內閣大學士,是替皇帝起草詔令,批條奏章,商承政務,非翰林出身不授此官。岑逸堃不曾做過翰林,但,岑家招牌比翰林出身強,所以沒人反駁。
文淵閣是前朝最早一個皇帝命禮部簡中外官及四方宿學老儒有文學者充纂修,簡國子監及在外郡縣學能書生員繕寫,開館于文淵閣,文淵閣大學士相當于皇家圖書管理員,沒一定學識的不能勝任。
所以是岑家人,沒人反對。聽說岑家的圖書,文淵閣里不見得有。
文人更愿意皇上重文,大家有個奔頭,皇上草莽出身,眾臣怕皇上重武輕文,以后沒文人出頭之日。
岑溪農還在孝中,岑家也不曾招搖,閉門謝客。
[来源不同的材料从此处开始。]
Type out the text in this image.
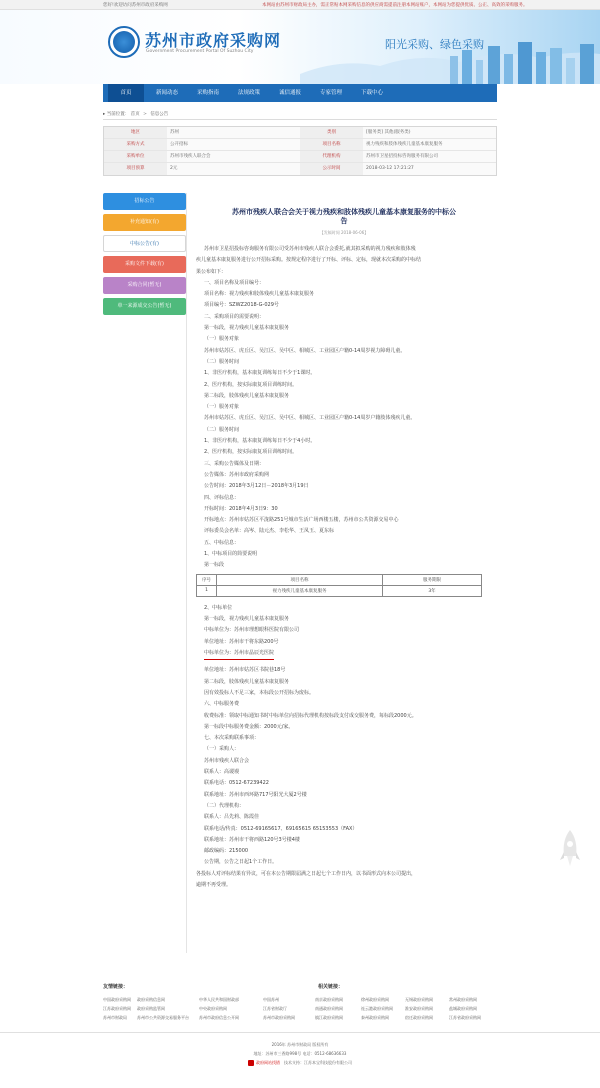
您好!欢迎访问苏州市政府采购网	本网站由苏州市财政局主办，需正常贴本网采购信息的供应商需提前注册本网站账户，本网站为您提供优质、公正、高效的采购服务。
苏州市政府采购网
Government Procurement Portal Of Suzhou City
阳光采购、绿色采购
首页	新闻动态	采购指南	法规政策	诚信通报	专家管理	下载中心
▸ 当前位置： 首页 > 信息公告
地区	苏州	类别	[服务类] 其他(服务类)
采购方式	公开招标	项目名称	视力残疾和肢体残疾儿童基本康复服务
采购单位	苏州市残疾人联合会	代理机构	苏州市卫星招投标咨询服务有限公司
项目预算	2元	公示时间	2018-03-12 17:21:27
招标公告
补充通知(有)
中标公告(有)
采购文件下载(有)
采购合同(暂无)
单一来源成交公告(暂无)
苏州市残疾人联合会关于视力残疾和肢体残疾儿童基本康复服务的中标公
告
【发稿时间 2018-06-06】
苏州市卫星招投标咨询服务有限公司受苏州市残疾人联合会委托,就其拟采购的视力残疾和肢体残
疾儿童基本康复服务进行公开招标采购。按规定程序进行了开标、评标、定标，现就本次采购的中标结
果公布如下：
一、项目名称及项目编号：
项目名称：视力残疾和肢体残疾儿童基本康复服务
项目编号：SZWZ2018-G-029号
二、采购项目的需要说明：
第一标段，视力残疾儿童基本康复服务
（一）服务对象
苏州市姑苏区、虎丘区、吴江区、吴中区、相城区、工业园区户籍0-14周岁视力障碍儿童。
（二）服务时间
1、非医疗机构，基本康复训练每日不少于1课时。
2、医疗机构，按实际康复项目训练时间。
第二标段，肢体残疾儿童基本康复服务
（一）服务对象
苏州市姑苏区、虎丘区、吴江区、吴中区、相城区、工业园区户籍0-14周岁户籍肢体残疾儿童。
（二）服务时间
1、非医疗机构，基本康复训练每日不少于4小时。
2、医疗机构，按实际康复项目训练时间。
三、采购公告媒体及日期：
公告媒体：苏州市政府采购网
公告时间：2018年3月12日－2018年3月19日
四、评标信息：
开标时间：2018年4月3日9：30
开标地点：苏州市姑苏区平泷路251号城市生活广场西楼五楼，苏州市公共资源交易中心
评标委员会名单：高岑、陆元杰、李松华、王凤玉、夏东标
五、中标信息：
1、中标项目的简要说明
第一标段
序号	项目名称	服务期限
1	视力残疾儿童基本康复服务	3年
2、中标单位
第一标段，视力残疾儿童基本康复服务
中标单位为：苏州市理想眼科医院有限公司
单位地址：苏州市干将东路200号
中标单位为：苏州市晶辰光医院
单位地址：苏州市姑苏区书院巷18号
第二标段，肢体残疾儿童基本康复服务
因有效投标人不足三家，本标段公开招标为废标。
六、中标服务费
收费标准：领取中标通知书时中标单位向招标代理机构按标段支付成交服务费，每标段2000元。
第一标段中标服务费金额：2000元/家。
七、本次采购联系事项：
（一）采购人：
苏州市残疾人联合会
联系人：高谡谩
联系电话：0512-67239422
联系地址：苏州市西环路717号阳光大厦2号楼
（二）代理机构：
联系人：吕先莉、陈霞佳
联系电话/传真：0512-69165617、69165615 65153553（FAX）
联系地址：苏州市干将西路120号3号楼4楼
邮政编码：215000
公告期，公告之日起1个工作日。
各投标人对评标结果有异议，可在本公告期限届满之日起七个工作日内，以书面形式向本公司提出，
逾期不再受理。
友情链接：	相关链接：
中国政府采购网
江苏政府采购网
苏州市财政局
政府采购信息网
政府采购监管网
苏州市公共资源交易服务平台
中华人民共和国财政部
中央政府采购网
苏州市政府信息公开网
中国苏州
江苏省财政厅
苏州市政府采购网
南京政府采购网
南通政府采购网
镇江政府采购网
徐州政府采购网
连云港政府采购网
泰州政府采购网
无锡政府采购网
淮安政府采购网
宿迁政府采购网
常州政府采购网
盐城政府采购网
江苏省政府采购网
2016年 苏州市财政局 版权所有
地址：苏州市三香路998号 电话：0512-68636633
政府网站找错 技术支持：江苏本宝科技股份有限公司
岑逸堃點卯那日,穿著普通,就是沒想到在宮門口遇見小國舅馮卓力。
岑家雖然多年不入仕,應天府情況還是知道的。
岑逸堃莫名其妙的看著這個對他異常親熱的馮小國舅,奇怪他的話。
什么他兒子和葉府尹兒子是好友,葉府尹兒子和岑原河是好友,所以他和岑大學士應該是好友。
還有他和曲翰林不僅是好友還是好兄弟,所以今天特意等在這,迎接岑大學士。
提到自己兒子,還有經常見的葉府尹的兒子,岑逸堃客氣幾句,馮卓力殷勤跟著他入宮,并送到文淵閣門口。
于是,外面有了傳言,馮卓力改口味了,喜歡年紀大的有學識的老臘肉,年前去了曲家,這不又盯上曲翰林妹夫岑逸堃,人家剛出門就被他堵上了。
聽了傳言的馮卓力氣的喲!
直抓自己頭發。
皇上聽了,笑的喲!
嘎嘎的聲音,美珍公主問父皇嗓子卡著了?
翻白眼的皇上看到女兒給他做鬼臉,收起要給她的禮物。
美珍公主趕緊抱起來,道:“哪有給了還收回去的?”
“父皇想起這是三月三的禮物,給早了。”
美珍公主咯咯笑,道:“給了就是我的了,父皇再準備三月三的,我和五妹說好了,一起去逛花燈。”